Though I often think of planning for the future when I reach the end of a previous chapter, I find myself thinking forward these past few days at the start of this academic year. Particularly, I am meditating on what’s next for social media in higher education. How are the two going to intersect this year? I’m no soothsayer, but here’s a little bit of what I’m looking forward to given the trends I’m noticing on my campus and across the country.
Moving From “How Do We Begin” to “How Do We Succeed”
I am already seeing this happen, and I am excited about it.
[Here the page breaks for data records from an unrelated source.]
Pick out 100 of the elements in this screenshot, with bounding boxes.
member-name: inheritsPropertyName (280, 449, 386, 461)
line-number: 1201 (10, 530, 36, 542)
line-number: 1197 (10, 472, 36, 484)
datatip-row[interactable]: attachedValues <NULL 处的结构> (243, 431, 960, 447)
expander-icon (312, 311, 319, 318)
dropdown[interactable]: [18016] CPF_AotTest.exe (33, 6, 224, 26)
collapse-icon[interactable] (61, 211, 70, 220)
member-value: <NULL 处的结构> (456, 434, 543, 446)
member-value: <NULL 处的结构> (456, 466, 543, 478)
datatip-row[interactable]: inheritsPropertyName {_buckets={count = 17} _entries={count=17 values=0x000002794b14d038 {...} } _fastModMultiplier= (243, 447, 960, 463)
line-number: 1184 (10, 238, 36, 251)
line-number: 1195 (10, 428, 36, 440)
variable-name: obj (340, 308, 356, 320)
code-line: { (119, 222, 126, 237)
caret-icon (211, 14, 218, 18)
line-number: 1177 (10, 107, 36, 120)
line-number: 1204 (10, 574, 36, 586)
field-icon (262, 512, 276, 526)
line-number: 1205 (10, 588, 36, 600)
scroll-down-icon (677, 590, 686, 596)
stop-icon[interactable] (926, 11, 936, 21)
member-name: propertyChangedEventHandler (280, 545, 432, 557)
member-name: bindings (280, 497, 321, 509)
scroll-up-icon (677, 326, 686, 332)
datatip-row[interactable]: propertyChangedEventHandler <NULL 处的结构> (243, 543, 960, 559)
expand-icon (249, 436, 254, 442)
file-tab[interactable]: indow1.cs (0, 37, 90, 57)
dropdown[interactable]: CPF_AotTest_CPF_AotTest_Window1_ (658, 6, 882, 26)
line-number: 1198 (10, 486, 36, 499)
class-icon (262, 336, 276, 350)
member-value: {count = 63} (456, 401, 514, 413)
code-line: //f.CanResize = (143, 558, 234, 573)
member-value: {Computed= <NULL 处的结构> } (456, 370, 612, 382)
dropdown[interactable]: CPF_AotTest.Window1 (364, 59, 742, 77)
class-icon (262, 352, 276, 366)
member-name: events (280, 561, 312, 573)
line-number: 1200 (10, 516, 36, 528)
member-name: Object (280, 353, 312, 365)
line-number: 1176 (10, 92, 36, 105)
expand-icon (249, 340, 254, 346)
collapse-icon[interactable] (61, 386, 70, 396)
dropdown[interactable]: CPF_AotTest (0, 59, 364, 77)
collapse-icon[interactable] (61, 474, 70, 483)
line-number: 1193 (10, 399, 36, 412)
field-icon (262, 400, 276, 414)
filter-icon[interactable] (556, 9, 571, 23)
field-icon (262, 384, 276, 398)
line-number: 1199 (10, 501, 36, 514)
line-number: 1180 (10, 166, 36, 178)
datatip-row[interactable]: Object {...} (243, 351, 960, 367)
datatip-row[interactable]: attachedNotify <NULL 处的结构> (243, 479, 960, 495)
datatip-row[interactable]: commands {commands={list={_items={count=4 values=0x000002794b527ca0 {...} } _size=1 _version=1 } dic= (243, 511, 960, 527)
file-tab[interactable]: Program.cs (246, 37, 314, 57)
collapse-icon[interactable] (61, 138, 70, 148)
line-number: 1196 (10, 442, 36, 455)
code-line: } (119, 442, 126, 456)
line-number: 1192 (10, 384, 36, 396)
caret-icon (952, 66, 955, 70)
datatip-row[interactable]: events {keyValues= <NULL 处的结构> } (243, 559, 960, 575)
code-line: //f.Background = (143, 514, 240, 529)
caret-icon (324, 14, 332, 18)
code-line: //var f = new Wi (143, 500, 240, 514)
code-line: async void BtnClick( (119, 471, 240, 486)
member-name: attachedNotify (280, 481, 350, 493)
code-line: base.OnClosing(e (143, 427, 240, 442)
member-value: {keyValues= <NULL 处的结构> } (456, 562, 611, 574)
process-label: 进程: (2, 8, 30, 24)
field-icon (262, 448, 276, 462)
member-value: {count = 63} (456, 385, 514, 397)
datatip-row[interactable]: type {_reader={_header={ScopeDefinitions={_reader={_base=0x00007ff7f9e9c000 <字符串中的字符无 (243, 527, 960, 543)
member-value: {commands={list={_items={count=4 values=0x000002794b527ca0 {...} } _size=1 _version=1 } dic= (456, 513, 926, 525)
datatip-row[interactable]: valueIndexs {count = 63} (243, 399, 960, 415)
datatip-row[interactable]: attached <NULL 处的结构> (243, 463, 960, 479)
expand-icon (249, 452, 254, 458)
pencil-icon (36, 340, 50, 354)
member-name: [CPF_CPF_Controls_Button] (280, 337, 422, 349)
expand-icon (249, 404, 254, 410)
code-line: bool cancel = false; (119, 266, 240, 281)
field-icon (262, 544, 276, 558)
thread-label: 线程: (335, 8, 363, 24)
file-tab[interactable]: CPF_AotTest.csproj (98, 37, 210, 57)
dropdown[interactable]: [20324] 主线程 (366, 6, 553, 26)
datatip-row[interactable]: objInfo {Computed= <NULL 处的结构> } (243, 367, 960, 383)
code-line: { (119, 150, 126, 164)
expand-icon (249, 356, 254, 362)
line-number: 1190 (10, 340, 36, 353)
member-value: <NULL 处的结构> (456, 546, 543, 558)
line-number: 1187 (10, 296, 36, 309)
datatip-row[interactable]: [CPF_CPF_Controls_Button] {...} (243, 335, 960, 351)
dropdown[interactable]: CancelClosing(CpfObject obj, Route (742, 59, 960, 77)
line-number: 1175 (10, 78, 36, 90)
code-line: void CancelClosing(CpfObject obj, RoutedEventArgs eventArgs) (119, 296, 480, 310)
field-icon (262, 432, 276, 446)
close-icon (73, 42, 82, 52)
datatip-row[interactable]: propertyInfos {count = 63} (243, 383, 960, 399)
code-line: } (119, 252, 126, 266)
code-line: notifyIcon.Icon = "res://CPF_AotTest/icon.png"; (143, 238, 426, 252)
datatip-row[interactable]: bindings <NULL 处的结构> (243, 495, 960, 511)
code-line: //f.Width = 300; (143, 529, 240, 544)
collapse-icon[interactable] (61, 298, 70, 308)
Across universities, colleagues are continuing their meetings to discuss the use of social media. Now more so than before, the discussions are turning evaluative; to how exactly it’s working. To some degree, there seems to be a push for campus-wide social media education for faculty and stuff. At many colleges & universities, there are social media committees or working groups that meet regularly to discuss issues and trends on campus. The conversation is moving beyond the introductions, beyond experimental. I’m looking forward to digging in to this conversation and focusing the conversation more on how we can succeed together, and a little less on how we can begin together.
Examining Learning On Social Media
When using social media for business, it’s critical to measure if your efforts on the networks lead to conversions of some sort. Is my Twitter account driving traffic to my website? Are my Facebook posts creating opportunities for sales of my product or service? Is my Pinterest page getting people to physically visit my boutique? These are examples of business goals, and they make sense. For business. In higher education, there are instances where we want and can track similar conversions: driving traffic to our websites, creating opportunities for donations, and encouraging people to apply for admission. But, what about learning – our biggest goal? How are social media helping students learn? What are the best ways to promote learning on social media? I know this discussion has already gotten started. I know there’s even a social network whose stated purpose is for learning. This is all great progress, and I am looking forward to continuing the move beyond the numbers of Likes, Retweets, Pins, +1s, etc. as we dive into studying the possible educational benefits of social media use for faculty, staff, and administration at colleges and universities.
When it comes to social media and higher education, what are you looking forward to this year? An innovative project or idea? A new way to examine how your efforts are working? Share your thoughts with us in the comments.